The libretto of Sosarme, Re di Media
(first performed at the King’s Theatre on 15 February 1732) was adapted from Antonio Salvi’s Dionisio, re di Portogallo
, and was originally set in Coimbra, Portugal. The title role was based on the Portuguese king Dionisio (‘Denis the Farmer’), who reigned from 1279 to 1325. While composing the opera Handel changed the location to Sardis in ancient Lydia, and the characters were given fictional names, Dionisio becoming King Haliate of Lydia. This was presumably to avoid any possible offence to the royal family of Portugal, a long-standing ally of Britain, especially as the story of the opera involves a family feud. Haliate and his son Argone are at odds because Argone has been misled into thinking that Haliate intends to make his illegitimate son Melo his heir. Haliate’s wife Erenice, and her daughter Elmira (who is engaged to Sosarme, king of Media) are greatly distressed by the quarrel, and their anxiety has been increased by a dream in which Erenice has been told that reconciliation will come only ‘with royal blood shed by a son’. In Act 1 Erenice and Elmira fail to persuade Argone from leading an attack on his father, and Elmira ends the act with a reflection on the divine promise of peace to be achieved only at the cost of bloodshed. The contrast of calm and agitation is depicted in the music.
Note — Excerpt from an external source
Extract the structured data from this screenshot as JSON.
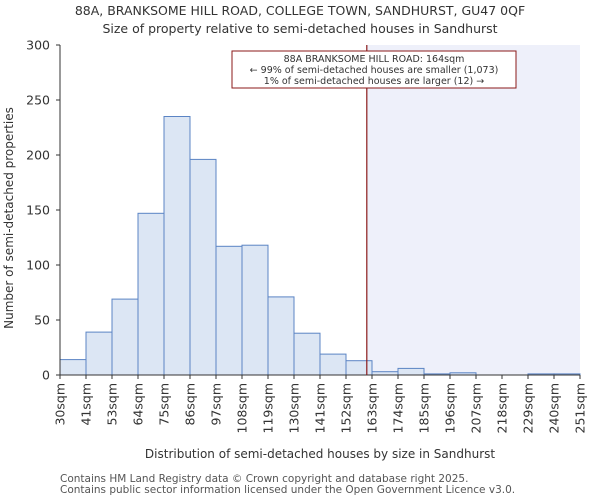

In Act 2 the situation is made worse by the plotting of Haliate’s treacherous counsellor Altomaro. He wants Melo to become heir because Melo’s mother was Altomaro’s daughter, but Melo himself is entirely honourable and will not be party to the plan. Altomaro leads Haliate and Argone to believe that each has challenged the other to single combat, reinforcing the hatred between father and son. In Act 3 Melo and Erenice discover Altomaro’s deceit and resolve to put matters right. Meanwhile Elmira again tries to appeal to Argone’s better nature and is again rebuffed. She decides to prevent the duel, but is uncertain whether she can achieve a reconciliation; her aria expresses her hopes and fears.